Arts production company Thirdbird will present the latest performance installation by out Philadelphia dancer and choreographer Meg Foley with the world premiere of “The whole time in the meanwhile,” Jan. 23-27.

Foley, who created the performance in collaboration with lighting designer Lenore Doxsee and composer/performer Chris Forsyth, described the show as an examination of how we feel, hear and see time passing through our senses and said the installation was inspired by the performance of another artist.

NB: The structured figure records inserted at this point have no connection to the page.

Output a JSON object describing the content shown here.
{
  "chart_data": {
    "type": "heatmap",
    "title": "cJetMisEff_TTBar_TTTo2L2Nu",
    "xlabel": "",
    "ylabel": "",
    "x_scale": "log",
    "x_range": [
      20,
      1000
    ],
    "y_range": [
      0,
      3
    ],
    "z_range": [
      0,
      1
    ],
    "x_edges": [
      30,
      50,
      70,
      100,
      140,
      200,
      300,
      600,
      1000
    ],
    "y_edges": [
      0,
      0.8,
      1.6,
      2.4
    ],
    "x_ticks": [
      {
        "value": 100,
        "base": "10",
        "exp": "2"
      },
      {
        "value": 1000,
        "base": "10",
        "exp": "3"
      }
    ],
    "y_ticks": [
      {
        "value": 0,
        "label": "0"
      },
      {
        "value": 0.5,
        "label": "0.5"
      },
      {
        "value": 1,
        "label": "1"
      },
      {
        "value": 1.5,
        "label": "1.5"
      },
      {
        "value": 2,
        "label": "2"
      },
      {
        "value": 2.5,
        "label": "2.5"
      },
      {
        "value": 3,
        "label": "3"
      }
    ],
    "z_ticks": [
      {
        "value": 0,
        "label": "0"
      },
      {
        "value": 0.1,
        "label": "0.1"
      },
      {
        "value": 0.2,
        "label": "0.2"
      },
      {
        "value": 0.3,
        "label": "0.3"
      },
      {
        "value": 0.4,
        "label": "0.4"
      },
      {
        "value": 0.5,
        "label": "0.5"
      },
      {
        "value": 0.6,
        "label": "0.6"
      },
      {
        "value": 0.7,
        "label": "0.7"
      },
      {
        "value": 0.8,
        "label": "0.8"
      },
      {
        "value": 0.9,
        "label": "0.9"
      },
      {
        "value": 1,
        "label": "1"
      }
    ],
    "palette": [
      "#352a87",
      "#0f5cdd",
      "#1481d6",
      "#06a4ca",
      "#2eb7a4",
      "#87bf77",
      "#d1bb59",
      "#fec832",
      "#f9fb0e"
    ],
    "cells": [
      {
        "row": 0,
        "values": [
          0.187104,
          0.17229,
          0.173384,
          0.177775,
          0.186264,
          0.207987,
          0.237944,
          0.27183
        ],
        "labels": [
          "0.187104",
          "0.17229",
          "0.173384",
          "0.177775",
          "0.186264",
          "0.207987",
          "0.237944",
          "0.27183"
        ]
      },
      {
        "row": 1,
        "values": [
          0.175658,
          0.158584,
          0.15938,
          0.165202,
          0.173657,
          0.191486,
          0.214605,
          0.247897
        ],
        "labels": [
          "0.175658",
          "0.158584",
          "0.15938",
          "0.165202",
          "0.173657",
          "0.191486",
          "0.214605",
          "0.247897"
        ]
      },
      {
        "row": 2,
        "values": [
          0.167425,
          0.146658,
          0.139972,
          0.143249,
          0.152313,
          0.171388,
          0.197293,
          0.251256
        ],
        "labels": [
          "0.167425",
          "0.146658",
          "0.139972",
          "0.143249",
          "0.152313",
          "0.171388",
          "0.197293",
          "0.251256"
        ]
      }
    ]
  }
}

“I saw a solo performance created and performed by Saburo Teshigawara at Lincoln Center in 2010 in which he danced inside a set design that was essentially three big screens, so that he was in a box with the fourth side of the box being the audience viewpoint,” she said. “And the light environments and projections on the set kept shifting dramatically and affecting his actions, but I felt so far from what was transpiring, so safe in my seat, as if my body was just my eyes and ears. I wanted to be in the set with him, not to dance with him but to share space and to get a bit closer to the world he was experiencing. At the same time I was beginning an improvisational solo practice that focused quite heavily on how different physical actions and states generate different emotions and self-identifications. I wanted to see how the navigation of my own journey could result in/create/demand a full choreographed structure and, of course, what that structure would be.”

Foley, who is also the director of Moving Parts, a dance think tank, has had her works featured often in local arts events like Live Arts and Blindspot festivals, and said this performance installation isn’t intended to be linked creatively with any of her previous shows.

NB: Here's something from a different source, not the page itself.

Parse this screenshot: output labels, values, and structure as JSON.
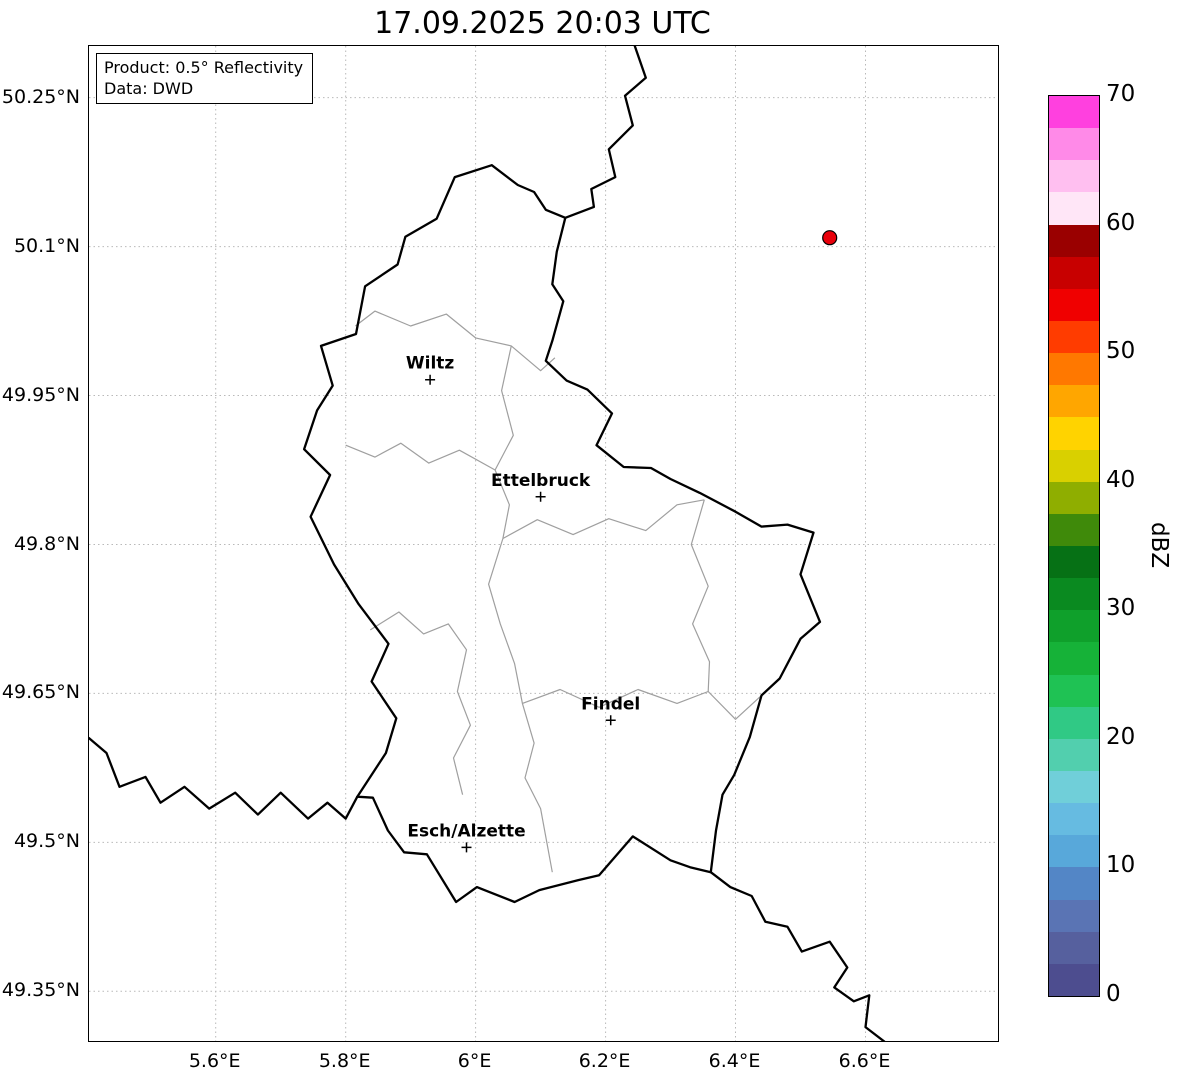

“I don’t keep previous works in mind,” she said. “I try to just focus on the materials and exploration at hand. There are actually a lot of shared creative themes and quetions between ‘The whole time in the meanwhile’ and a few past works, but I didn’t notice them until the work really started to take shape and we were fine-tuning more recently. When something emerges that relates to a previous piece, I take note and question the similarities or what I can learn from one exploration to another, but I do not intentionally reference previous work. Sometimes there are just ideas and questions you can’t shake.”

Foley said that while the show is being described as a world premiere, the performance isn’t set in stone and will continue to change.

“This presentation of ‘The whole time in the meanwhile’ is not singular or final; we are not thinking of it as a premiere,” she said. “It is an iteration from within a series of questions and investigations. Meaning, what you will see is a ‘first-done’ version, a finished work, of an ongoing investigation that we hope to continue beyond the show at the end of January. Where and when we continue development are the questions. We don’t totally know what it is yet, but we want to keep going, keep trying, keep figuring it out.”